被害者はそのときのミーティング相手に写真撮影されている間に何かしらの方法で秘密鍵をとられたと考えているとのことです。

また、過去にあったこちらの事件と同様の手口だと疑っています。

現時点ではこれ以上の続報はなく、盗まれた手法についてもよくわかっていません。

さて、実は先月にもビットコインコア開発者のLuke Dashjrが自己管理しているウォレットがハッキングされ200BTCを失った、という報道がありました。

ビットコインコア開発者、ハッキングで200BTC以上失ったと主張
ビットコイン・コア開発者の一人であるLuke Dashjr氏は、新年直前に発生したハッキングによってすべてのBTCを失ったと明らかにした。

この件は世界中の関係者に衝撃を与えました。ビットコイナー属性の高い方が被害にあったためです。

彼らは少なくともクリプト系プロジェクトの推進者であり、一般の人の平均レベル以上には鍵管理にも注意を払っていると思える点が気になってしまいます。

今の世の中、ちょっと手に負えるレベルを超える情報管理リスクに溢れてやしないか、と。

今まで思ってた以上に偽物(ウォレット)アプリだったり、フィッシング詐欺だったりの"騙そう"とするトラップがそこかしこにある気がしてきます。

思い返せば、個人的な経験としてもクレジットカードの不正利用被害は何回かあります。そのうちの一件についてはほとんど利用せず、持ち出してもいないカードが被害にあったこともあり、怖さというか気持ち悪さを覚えました。もしかして、PCが覗かれている??(PC上で番号を入力したことはある)

最初の数回の不正利用試行ですぐロックがかかったため、被害額はそこまで大きくはありませんでした。クレジットカード会社の経験と運用に助けられたところです。

暗号資産の場合、こうした怪しい動きですぐロックをかける、といったことができないのが泣き所です。いっぱつドン、で大金をもっていかれかねません。

また、最近はパスワードであったり、クレジットカード情報であったりと、価値の高い情報をパスワード管理ソフトでPC上で管理していたりもします。

何かしらの手段で自身のPC内に侵入された暁には、大変な価値ある情報が抜き取られてしまいかねません。

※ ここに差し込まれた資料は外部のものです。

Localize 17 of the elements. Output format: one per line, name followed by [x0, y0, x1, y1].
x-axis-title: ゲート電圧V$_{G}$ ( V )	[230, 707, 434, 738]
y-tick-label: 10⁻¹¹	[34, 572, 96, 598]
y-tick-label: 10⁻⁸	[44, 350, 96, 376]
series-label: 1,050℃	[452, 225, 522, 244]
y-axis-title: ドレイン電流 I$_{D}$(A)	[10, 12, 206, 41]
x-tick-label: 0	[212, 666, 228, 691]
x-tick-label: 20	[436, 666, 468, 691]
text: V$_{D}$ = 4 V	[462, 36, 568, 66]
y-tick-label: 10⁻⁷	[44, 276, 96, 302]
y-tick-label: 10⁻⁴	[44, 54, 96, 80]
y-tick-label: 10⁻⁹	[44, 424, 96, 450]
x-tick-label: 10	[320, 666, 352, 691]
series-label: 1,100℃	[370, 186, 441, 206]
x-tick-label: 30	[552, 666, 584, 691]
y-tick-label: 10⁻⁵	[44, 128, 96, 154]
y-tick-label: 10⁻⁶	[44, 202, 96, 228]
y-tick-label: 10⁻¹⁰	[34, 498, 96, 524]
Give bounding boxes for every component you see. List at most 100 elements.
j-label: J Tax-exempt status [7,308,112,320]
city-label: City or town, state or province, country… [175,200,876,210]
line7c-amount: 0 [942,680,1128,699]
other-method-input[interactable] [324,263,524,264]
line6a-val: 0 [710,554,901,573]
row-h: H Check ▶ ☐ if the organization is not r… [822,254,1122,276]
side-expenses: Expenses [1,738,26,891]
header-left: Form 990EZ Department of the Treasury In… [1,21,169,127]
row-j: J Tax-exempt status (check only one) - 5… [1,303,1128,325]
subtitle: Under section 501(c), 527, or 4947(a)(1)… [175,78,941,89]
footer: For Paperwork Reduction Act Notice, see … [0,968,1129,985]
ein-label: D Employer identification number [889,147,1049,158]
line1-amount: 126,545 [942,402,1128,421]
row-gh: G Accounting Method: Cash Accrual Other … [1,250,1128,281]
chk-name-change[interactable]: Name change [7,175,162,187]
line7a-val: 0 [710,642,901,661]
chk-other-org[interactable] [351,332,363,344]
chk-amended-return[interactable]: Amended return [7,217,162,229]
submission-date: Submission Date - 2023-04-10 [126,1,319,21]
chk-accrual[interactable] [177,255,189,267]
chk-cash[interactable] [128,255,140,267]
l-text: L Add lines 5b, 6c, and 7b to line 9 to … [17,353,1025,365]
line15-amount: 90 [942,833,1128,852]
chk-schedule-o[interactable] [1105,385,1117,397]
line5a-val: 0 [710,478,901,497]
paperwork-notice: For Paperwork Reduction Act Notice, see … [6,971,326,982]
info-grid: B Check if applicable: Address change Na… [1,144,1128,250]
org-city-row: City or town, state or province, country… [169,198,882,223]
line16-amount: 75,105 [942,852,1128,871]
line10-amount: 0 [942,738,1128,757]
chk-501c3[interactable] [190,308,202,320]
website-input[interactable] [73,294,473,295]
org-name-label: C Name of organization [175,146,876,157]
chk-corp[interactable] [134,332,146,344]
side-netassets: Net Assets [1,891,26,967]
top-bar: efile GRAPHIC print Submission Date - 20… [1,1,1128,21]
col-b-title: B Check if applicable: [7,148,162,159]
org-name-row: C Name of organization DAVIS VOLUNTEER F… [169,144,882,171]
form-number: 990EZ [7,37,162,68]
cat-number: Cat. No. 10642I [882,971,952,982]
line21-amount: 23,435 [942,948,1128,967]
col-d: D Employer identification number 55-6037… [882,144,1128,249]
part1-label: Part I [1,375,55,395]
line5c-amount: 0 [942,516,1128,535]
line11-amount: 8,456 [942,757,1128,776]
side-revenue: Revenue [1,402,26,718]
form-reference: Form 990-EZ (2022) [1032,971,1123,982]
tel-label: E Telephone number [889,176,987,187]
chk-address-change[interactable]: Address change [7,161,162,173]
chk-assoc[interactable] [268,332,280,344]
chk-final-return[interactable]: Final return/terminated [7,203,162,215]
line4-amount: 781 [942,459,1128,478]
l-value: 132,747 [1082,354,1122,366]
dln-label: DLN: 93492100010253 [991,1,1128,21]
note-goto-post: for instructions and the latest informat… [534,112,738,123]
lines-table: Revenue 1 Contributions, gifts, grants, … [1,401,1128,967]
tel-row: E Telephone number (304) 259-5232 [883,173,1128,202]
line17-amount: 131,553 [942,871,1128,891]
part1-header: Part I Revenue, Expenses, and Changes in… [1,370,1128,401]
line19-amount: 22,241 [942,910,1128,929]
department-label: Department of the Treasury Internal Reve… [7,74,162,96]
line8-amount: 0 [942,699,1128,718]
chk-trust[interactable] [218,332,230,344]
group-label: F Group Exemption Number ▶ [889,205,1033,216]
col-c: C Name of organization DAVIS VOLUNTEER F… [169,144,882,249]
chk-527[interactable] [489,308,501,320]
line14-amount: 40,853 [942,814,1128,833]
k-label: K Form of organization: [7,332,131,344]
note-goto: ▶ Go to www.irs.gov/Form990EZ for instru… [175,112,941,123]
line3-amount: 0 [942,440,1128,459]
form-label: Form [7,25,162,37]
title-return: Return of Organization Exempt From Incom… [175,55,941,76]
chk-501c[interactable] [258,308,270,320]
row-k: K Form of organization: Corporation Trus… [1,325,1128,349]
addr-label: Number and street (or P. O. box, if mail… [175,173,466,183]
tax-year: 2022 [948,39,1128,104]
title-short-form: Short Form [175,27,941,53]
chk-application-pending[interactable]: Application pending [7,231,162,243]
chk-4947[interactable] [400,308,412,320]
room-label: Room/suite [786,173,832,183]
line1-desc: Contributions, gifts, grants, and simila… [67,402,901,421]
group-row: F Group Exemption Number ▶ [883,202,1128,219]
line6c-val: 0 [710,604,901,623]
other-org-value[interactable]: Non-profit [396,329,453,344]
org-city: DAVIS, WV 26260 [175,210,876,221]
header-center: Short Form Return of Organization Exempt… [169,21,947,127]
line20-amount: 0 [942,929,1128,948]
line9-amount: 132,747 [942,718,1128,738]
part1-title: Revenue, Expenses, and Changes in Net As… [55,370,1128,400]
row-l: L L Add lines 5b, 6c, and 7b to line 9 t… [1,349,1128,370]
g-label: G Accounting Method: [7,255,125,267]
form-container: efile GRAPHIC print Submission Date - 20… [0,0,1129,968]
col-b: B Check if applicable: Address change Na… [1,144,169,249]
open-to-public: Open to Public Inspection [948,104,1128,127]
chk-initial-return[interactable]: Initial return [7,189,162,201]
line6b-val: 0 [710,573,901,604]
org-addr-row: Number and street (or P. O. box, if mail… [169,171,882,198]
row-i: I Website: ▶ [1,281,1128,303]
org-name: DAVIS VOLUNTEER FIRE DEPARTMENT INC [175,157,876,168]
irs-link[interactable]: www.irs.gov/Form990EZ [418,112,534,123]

ということで、冒頭のここ最近のウォレット被害ニュースに触れたこともあり、"情報全般を守るセキュリティ"の勉強欲が増す今日この頃です。

自分の今時点での心境としては、

  • オフライン管理を志向する(ハードウェアウォレット的な方向性)
  • 分散管理を志向する(リスク分散な方向性)
  • 偽物をつかまないための予防をする(ゼロトラストセキュリティ)

これらを、自身、法人の情報管理全般にわたって、身の丈に合った運用できる範囲で掘り下げようかと思います。

ライトニングで流量制限できないか

さて、心境を共有するだけだと味気ないと思いますので、ひとつアイデアも展開してみます。

先ほどは暗号資産の場合、いっぱつドンで大金をもっていかれかねない、と書いたのですが、ことビットコインに関してはライトニングネットワークを活用した対策ソリューションがあるのでは、なんて考えてたりします。

  • BTC資産をできる限りチャネルに入れてしまう
  • ファイアウォール的なソフトでインボイスを見張る
  • 予め決めたルールに従わない決済(資金移動)は認めない

こんなかんじのアイデアです。

ライトニングってホットウォレットだから資産を入れすぎるのは怖い、と思えますが、少なくともチャネルは接続相手ピアとの2-of-2マルチシグなのでそこに入っている資産は簡単には動かせないですよね。実は心理に反して逆に動かしにくい資産といえないかな、と。

この辺、そんな深く掘り下げたわけでもないものなので、是非ディスカッションさせていただければと思います。オフライン勉強会などでお話しましょう!